Be not affected with these marks too much
Of cruelty, lest they do make you such.
But view the mildness of your Maker's state,
As I the penitent's here emulate:
He, when he sees a sorrow such as this,
Straight puts off all his anger, and doth kiss
the contrite soul, who hath no thought to win
Upon the hope to have another sin
Forgiven him; and in that line stand I,
Rather than once displease you more, to die,
To suffer tortures, scorn, and infamy,
What fools, and all their parasites can apply;
The wit of ale, and genius of the malt
Can pump for; or a libel without salt
Produce; though threatening with a coal, or chalk
On every wall, and sung where e'er I walk.
I number these as being of the chore
Of contumely, and urge a good man more
Than sword, or fire, or what is of the race
To carry noble danger in the face:
There is not any punishment, or pain,
A man should fly from, as he would disdain.
Then mistress, here, here let your rigour end,
And let your mercy make me ashamed t'offend.

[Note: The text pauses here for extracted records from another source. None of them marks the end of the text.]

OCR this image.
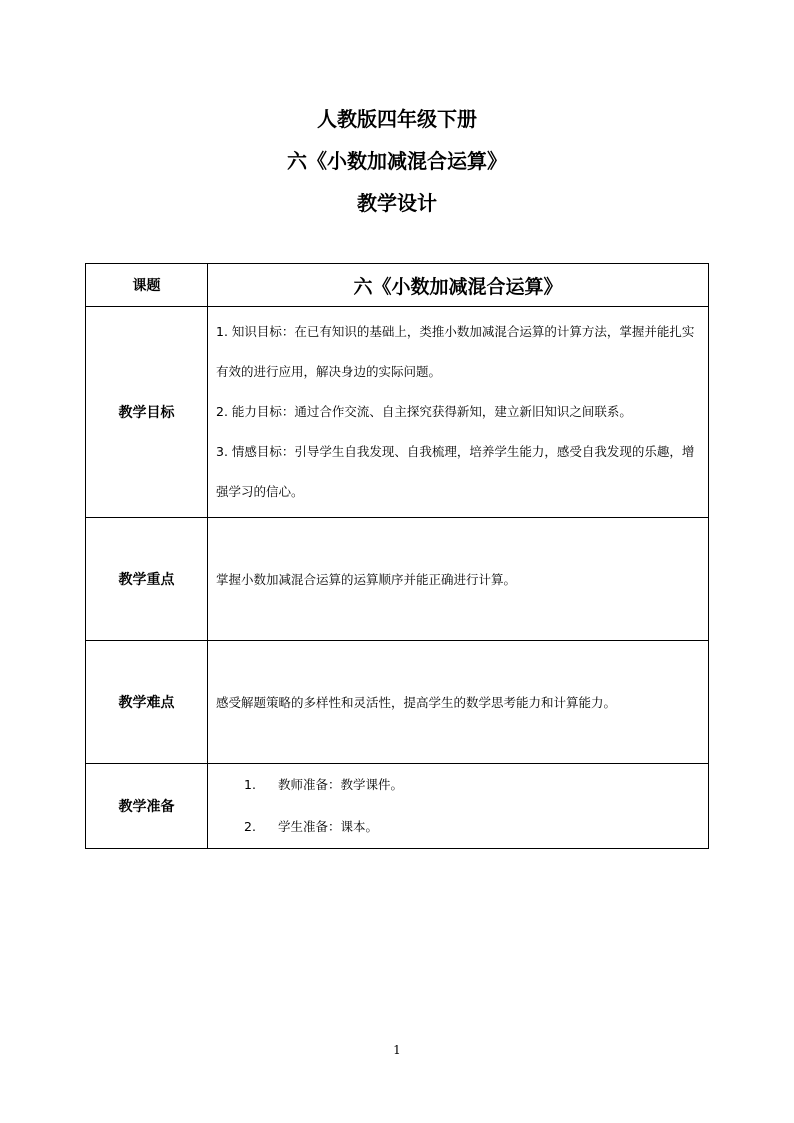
人教版四年级下册
六《小数加减混合运算》
教学设计
课题	六《小数加减混合运算》
教学目标	1. 知识目标：在已有知识的基础上，类推小数加减混合运算的计算方法，掌握并能扎实有效的进行应用，解决身边的实际问题。

2. 能力目标：通过合作交流、自主探究获得新知，建立新旧知识之间联系。

3. 情感目标：引导学生自我发现、自我梳理，培养学生能力，感受自我发现的乐趣，增强学习的信心。

教学重点	掌握小数加减混合运算的运算顺序并能正确进行计算。
教学难点	感受解题策略的多样性和灵活性，提高学生的数学思考能力和计算能力。
教学准备	1. 教师准备：教学课件。
2. 学生准备：课本。
1
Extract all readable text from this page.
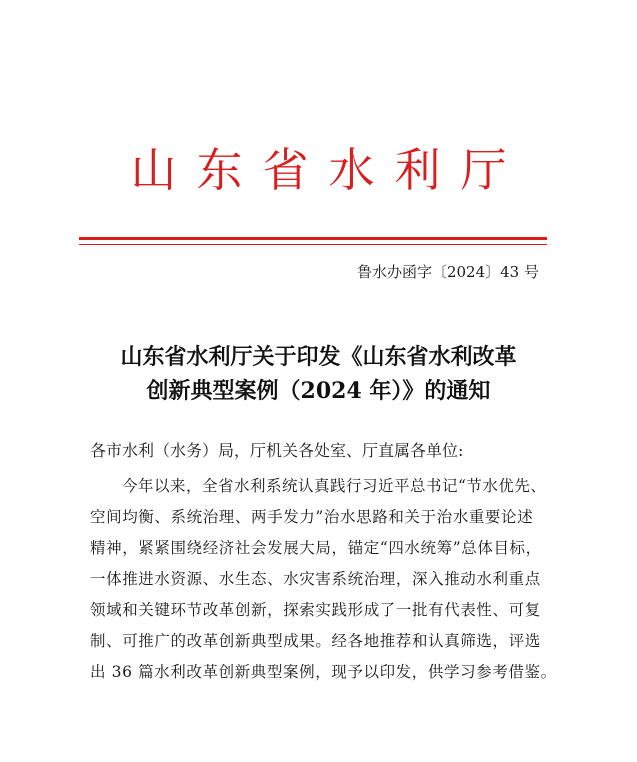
山东省水利厅
鲁水办函字〔2024〕43 号
山东省水利厅关于印发《山东省水利改革
创新典型案例（2024 年）》的通知
各市水利（水务）局，厅机关各处室、厅直属各单位:
今年以来，全省水利系统认真践行习近平总书记“节水优先、
空间均衡、系统治理、两手发力”治水思路和关于治水重要论述
精神，紧紧围绕经济社会发展大局，锚定“四水统筹”总体目标，
一体推进水资源、水生态、水灾害系统治理，深入推动水利重点
领域和关键环节改革创新，探索实践形成了一批有代表性、可复
制、可推广的改革创新典型成果。经各地推荐和认真筛选，评选
出 36 篇水利改革创新典型案例，现予以印发，供学习参考借鉴。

I will no more abuse my vows to you,
Than I will study falsehood, to be true.
O, that you could but by dissection see
How much you are the better part of me!
How all my fibres by your spirit do move,
And that there is no life in me, but love.
You would be then most confident, that though
Public affairs command me now to go
Out of your eyes, and be awhile away;
Absence, or distance, shall not breed decay.
Your form shines here, here fixed in my heart:
I may dilate myself, but not depart.
Others by common stars their courses run,
When I see you, then I do see my sun,
Till then 'tis all but darkness, that I have;
Rather than want your light, I wish a grave.